Alex Garland’s Men details a young woman’s retreat to an English country cottage. Harper (Jessie Buckley) makes her way to the vacant and quaint countryside, parks her Ford Fiesta, and plucks an apple from the garden of her retreat. In deep-focus and slow-motion, she takes a bite. The sequence, like many throughout Men, is intended to highlight the metaphor. If nothing else, it’s a warning of things to come, the blaring siren song leading you to shipwreck.
Harper’s solo retreat is motivated by the death of her husband James (Paapa Essiedu). Flashbacks in red hues capture the two fighting, with Harper confessing her need for a divorce and James threatening suicide as a consequence. It’s a despairing situation, with Harper and James imprisoned by a system of patriarchal thinking that undermines their mental health and ability to communicate. James’ abuse reaches the physical as he strikes Harper, ultimately leading to his apparent suicide. After the fight, Harper kicks him out of the apartment. James desperately pushes his way to the neighbor’s upstairs’ balcony in a crazed attempt to reach Harper’s patio to continue the conversation, but instead he slips? Perhaps he just lets go. Harper will never know. But now she bears the weight of the unknown.
These sequences amount to little more than ten minutes of Men’s runtime, but they inform every image of the film. They pour into Harper’s subconscious, where she’ll encounter the mutilated body of her ex on the streets of Cotswolds. James’ severed hand, slashed from the metal fence that ornated their old home, becomes a gruesome detail that hold Harper’s mind captive, a noose tightening around her neck.
Harper’s stay in Cotswolds is marked by the few but painful encounters with the men of the countryside. The landlord, a toothy, annoyingly agreeable type (played by Rory Kinnear), overstays his welcome. And quickly you’ll observe that all the men of the village possess Kinnear’s face deep-faked over them – whether it’s the local priest, bartender, or a child, they all look the same. The two other women in the film, Harper’s friend seen through FaceTime and a police officer, provide brief but ultimately fleeting voices of benevolence.
Garland frames the film’s climax as a siege of Harper’s cottage, with the men that she’s encountered throughout the duration of the film’s runtime serving to harass her into oblivion. Patriarchal, dominator culture serves to propagate, spawning from one man to the next, each hobbled by the defects of their gender, until Harper reckons with her past. And what does the past want? What does any man want? Love.

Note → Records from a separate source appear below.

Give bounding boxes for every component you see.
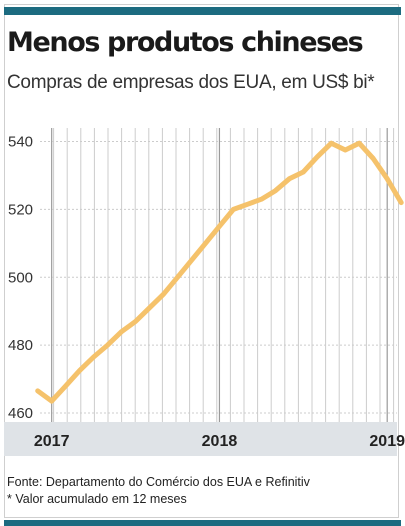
chart-subtitle: Compras de empresas dos EUA, em US$ bi* — [7, 72, 375, 93]
y-tick-label: 520 — [8, 201, 33, 218]
x-tick-label: 2019 — [369, 433, 405, 450]
header-accent-bar — [4, 7, 401, 15]
y-tick-label: 500 — [8, 269, 33, 286]
footer-accent-bar — [4, 520, 401, 526]
series-line — [35, 140, 404, 404]
x-tick-label: 2017 — [34, 433, 70, 450]
x-axis-band — [4, 422, 397, 456]
footnote: * Valor acumulado em 12 meses — [7, 492, 187, 506]
chart-title: Menos produtos chineses — [7, 27, 364, 58]
x-tick-label: 2018 — [202, 433, 238, 450]
chart-notes: Fonte: Departamento do Comércio dos EUA … — [7, 474, 310, 508]
y-tick-label: 480 — [8, 337, 33, 354]
y-tick-label: 460 — [8, 405, 33, 422]
source-note: Fonte: Departamento do Comércio dos EUA … — [7, 475, 310, 489]
y-tick-label: 540 — [8, 134, 33, 151]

This is where I’m not sure what to think of the film. As someone who’s been rewarded with discovering the work of bell hooks this year, I thought Garland’s gory and visceral depiction of patriarchal masculinity to be profoundly effective. But there’s something to that ending that suggests scoffing at a man’s desire for connection. Without a framework for understanding, Garland’s examination of masculinity through myths and canonical stories – Ulysses and Leda and the swan –leads nowhere beyond conjuring surface level comparisons. But perhaps that’s the great horror that Garland’s trying to expose. hooks notes that “shutting down emotionally is the best defense when the longing for connection must be denied;” when the poison of patriarchy has infiltrated our culture, even quote unquote feminist women will “use their anger to avoid being truly committed to helping to create a world where males of all ages can know love.” Or to reduce it to hooks’ most salient point: “If men are to reclaim the essential goodness of male being… we must envision alternatives to patriarchal masculinity. We must all change.”